Luis Corvalán ha decidido delimitar el corpus de documentos escritos por Bilbao a cuatro que considera políticamente fundamentales: Sociabilidad chilena (1844), Iniciativa americana (1856), La América en peligro (1862) y El evangelio americano (1864). Fundamentales porque en ellos se desarrollan, respectivamente, los siguientes tópicos: en el primero, la crítica del orden social tradicional, el rol de la ideología y la exposición de una teoría ilustrada de la historia. Luego, en Iniciativa americana el avance del imperialismo norteamericano y europeo, a lo que suma un elemento en el que me concentraré luego en este texto, el que Nuestra América representaría una utopía universal que llama “la causa del hombre”. En La América en peligro Bilbao continúa analizando el imperialismo, sumado al rol de las oligarquías locales y al rol de la Iglesia Católica, y en El evangelio americano prosigue su análisis del imperialismo y profundiza en la propuesta de Nuestra América como alternativa civilizatoria universal.
El autor del presente libro, con la claridad expositiva que ya ha mostrado en sus anteriores obras, muestra, en primer lugar, un contexto histórico general del lugar de América del Sur en el contexto geopolítico del siglo XIX, y en particular de las estructuras sociales predominantes en los jóvenes países de la zona, que es frente a lo cual Bilbao desarrolla su crítica. Pero lo que resulta relevante a mi lectura es la alternativa que propone, la que pasa -nada raro en aquella época, a diferencia de la nuestra- por una reflexión profunda sobre la historia, entendida tanto como lectura del pasado como construcción de futuro. Y es que por el siglo XIX aún subsistía la dimensión profética del historiador, deudora de su componente judía antigua, en que el profeta no era un adivino, sino quien advertía las urgencias del presente e iluminaba los escenarios próximos posibles para que un pueblo no se encaminara hacia su propia condena.

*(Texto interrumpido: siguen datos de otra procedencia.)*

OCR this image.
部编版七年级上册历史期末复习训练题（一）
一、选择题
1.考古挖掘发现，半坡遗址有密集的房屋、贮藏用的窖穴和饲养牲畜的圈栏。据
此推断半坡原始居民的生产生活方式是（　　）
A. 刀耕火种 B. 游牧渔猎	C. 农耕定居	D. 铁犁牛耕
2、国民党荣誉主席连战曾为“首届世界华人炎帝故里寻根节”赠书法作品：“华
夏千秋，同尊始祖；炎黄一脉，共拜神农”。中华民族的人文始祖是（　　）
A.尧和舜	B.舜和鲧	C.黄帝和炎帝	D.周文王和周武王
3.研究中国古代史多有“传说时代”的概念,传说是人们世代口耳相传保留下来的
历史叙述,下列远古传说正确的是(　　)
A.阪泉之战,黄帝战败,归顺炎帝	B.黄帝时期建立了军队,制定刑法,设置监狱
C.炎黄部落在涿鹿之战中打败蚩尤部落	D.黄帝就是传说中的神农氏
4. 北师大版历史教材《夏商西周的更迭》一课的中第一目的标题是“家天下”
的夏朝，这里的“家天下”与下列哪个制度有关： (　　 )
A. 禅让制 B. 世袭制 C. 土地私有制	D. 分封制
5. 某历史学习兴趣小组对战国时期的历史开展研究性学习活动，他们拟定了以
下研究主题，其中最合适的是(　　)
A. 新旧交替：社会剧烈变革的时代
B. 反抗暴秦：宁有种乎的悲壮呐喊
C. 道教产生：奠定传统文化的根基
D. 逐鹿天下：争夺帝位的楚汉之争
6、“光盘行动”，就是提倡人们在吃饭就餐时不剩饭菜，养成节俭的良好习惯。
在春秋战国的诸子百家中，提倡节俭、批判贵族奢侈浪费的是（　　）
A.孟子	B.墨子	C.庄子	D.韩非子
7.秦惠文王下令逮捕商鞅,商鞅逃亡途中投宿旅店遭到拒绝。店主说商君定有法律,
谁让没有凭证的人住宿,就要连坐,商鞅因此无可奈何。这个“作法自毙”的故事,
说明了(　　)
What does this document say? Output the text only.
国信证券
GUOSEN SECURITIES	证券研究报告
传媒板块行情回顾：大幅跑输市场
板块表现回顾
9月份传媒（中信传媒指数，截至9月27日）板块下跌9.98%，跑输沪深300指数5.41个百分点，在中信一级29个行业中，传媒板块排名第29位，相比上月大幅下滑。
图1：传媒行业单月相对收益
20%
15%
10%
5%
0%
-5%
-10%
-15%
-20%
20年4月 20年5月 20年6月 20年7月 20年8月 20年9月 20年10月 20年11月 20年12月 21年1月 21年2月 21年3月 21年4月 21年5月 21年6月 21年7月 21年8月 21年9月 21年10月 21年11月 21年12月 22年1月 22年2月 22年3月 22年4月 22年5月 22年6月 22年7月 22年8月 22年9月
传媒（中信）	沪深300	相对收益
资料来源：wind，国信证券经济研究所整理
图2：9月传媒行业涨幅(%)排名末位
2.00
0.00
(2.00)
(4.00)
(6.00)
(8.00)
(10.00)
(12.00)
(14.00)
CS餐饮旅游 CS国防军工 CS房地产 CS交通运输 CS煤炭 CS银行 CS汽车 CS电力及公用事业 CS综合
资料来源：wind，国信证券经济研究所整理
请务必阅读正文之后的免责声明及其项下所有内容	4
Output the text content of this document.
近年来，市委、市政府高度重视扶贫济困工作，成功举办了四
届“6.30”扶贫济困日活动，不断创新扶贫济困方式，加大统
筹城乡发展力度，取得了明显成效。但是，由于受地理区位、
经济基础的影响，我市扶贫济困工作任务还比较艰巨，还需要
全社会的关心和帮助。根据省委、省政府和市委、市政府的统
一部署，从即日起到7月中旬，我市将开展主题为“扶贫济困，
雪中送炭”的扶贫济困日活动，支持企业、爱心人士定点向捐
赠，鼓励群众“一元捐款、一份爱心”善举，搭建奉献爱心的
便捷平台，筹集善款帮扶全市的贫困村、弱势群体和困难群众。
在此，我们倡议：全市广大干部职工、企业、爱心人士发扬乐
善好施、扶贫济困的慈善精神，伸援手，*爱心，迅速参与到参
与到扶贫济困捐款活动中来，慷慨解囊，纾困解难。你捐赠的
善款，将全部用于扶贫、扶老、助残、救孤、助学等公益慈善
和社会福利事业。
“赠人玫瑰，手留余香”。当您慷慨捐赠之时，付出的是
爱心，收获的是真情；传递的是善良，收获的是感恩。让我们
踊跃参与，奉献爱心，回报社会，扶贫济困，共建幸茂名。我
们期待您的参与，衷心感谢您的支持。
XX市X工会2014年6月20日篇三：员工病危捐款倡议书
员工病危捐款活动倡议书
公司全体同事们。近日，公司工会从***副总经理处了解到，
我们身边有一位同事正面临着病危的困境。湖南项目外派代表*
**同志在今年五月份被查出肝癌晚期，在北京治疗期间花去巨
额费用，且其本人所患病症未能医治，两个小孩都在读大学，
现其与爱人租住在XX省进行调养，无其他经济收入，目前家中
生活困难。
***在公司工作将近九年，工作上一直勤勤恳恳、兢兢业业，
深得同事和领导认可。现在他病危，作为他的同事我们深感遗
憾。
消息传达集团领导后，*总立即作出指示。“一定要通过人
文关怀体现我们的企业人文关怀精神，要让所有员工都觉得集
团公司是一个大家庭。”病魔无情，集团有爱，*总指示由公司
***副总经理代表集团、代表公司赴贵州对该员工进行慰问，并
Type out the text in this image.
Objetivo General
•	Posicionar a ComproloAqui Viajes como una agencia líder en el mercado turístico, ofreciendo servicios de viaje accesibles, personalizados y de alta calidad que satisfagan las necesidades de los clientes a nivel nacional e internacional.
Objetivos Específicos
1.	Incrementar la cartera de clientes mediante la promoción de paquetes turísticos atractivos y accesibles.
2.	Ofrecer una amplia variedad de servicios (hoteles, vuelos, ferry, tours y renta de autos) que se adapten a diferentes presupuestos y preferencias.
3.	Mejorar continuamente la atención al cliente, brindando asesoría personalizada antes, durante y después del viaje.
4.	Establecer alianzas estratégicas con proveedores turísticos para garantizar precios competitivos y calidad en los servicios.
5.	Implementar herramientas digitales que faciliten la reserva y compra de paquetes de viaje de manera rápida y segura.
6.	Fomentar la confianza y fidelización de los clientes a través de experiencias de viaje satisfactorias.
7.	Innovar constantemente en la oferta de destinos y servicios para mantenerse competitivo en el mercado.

Como ya he señalado, de los textos seleccionados por el autor, es en Iniciativa americana (1856) en donde emerge la propuesta de Nuestra América como alternativa civilizatoria universal o como una utopía que llama “la causa del hombre”, la que no abandonará hasta su último texto, El evangelio americano (1864), publicado poco antes de su muerte en febrero de 1865 en Buenos Aires, ciudad en la que pudo madurar tantas ideas como en París. Pues bien, lo que quiero plantear aquí es que -aunque sea ya una cuestión conocida por los especialistas en la obra de Bilbao- esta formulación tuvo como operación central una reflexión particular en el campo de la Filosofía de la Historia, me refiero a su discurso La Ley de la Historia, pronunciado en noviembre de 1858 en las reuniones del Liceo Literario de Buenos Aires y publicado en el periódico semanal El Museo Literario, el 20 de enero de 1859 (datos, entre muchos otros tanto más útiles, que sabemos gracias a la más reciente edición que hiciera el filósofo chileno Álvaro García San Martín.[2] (Antes que él han sido colegas principalmente argentinos quienes se han dedicado a su obra, tales como Arturo Andrés Roig, Estela Fernández Nadal y Clara Jalif de Bertranou)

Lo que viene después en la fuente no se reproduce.